JERUSALEM, Nov 5 (Reuters) - Prime Minister Ehud Olmert vowed on Monday to fight violent "incitement" by Israeli groups opposed to his efforts to negotiate with the Palestinians and said he was ready to make "painful concessions" to secure peace.

His speech, heavy with memories of violence within Israeli society, was a reaction to displays of hostility that marked Sunday's 12th anniversary of the assassination of Prime Minister Yitzhak Rabin, who was shot by a Jew angry at his peace efforts.

Soccer stadium chants, posters showing Israel's president in an Arab headdress, celebrations of the birth of a son to Rabin's jailed killer and a torchlight rally during a visit by U.S. Secretary of State Condoleezza Rice triggered comment in some newspapers about a resurgence of right-wing radicalism.

"We will fight these phenomena that incite violence and will eradicate them," said Olmert, who denounced jeering right-wing fans of his own hometown soccer team as "brutish and violent".

"Peace is achieved through concessions. We all know that," said Olmert, once a hawkish member of the right-wing Likud party who now leads a centrist coalition that has embarked on the most detailed peace talks with Palestinians in several years.

Surrounded as ever by heavy security, the prime minister was addressing a business conference in Jerusalem.

Several hundred marchers in Jerusalem on Sunday said they opposed any handover of parts of the city to a Palestinian state. Many also oppose the creation of any such Arab state on land they believe was given to the Jews by God.

On the same day, posters went up around Jerusalem depicting President Shimon Peres, Rabin's partner in 1990s peace moves, wearing a headdress in the style of late Palestinian leader Yasser Arafat. Similar portrayals of Rabin appeared shortly before he was gunned down on Nov. 4, 1995.

Rabin's killer, Yigal Amir, was allowed to hold the ritual circumcision of his first child in prison on Sunday, angering Israeli liberals who had campaigned against the right to conjugal visits for Amir. He remains a hero to the far right.

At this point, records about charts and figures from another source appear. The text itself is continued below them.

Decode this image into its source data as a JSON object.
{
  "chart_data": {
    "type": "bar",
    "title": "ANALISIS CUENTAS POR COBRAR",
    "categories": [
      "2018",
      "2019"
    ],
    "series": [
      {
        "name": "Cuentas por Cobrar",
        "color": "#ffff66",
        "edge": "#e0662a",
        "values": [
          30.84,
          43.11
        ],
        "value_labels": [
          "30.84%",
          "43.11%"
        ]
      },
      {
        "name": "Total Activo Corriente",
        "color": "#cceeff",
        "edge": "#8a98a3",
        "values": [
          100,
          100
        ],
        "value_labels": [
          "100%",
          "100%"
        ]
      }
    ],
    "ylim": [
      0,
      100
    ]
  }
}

Olmert also lashed out at fans of his own favourite soccer team, Betar Jerusalem, who booed during a minute's silence for Rabin before a match on Sunday. Some Betar fans, who have a reputation for hardline nationalism, shouted insults.

"Contrary to all that those provocateurs are saying, the state of Israel will be ready to make numerous and painful concessions to change reality in the region," Olmert said.

Israel's mass-selling Yedioth Ahronot daily commented: "A new era is beginning, a stormier, dramatic and -- as we saw yesterday -- also an ugly one. And ugly is an understatement."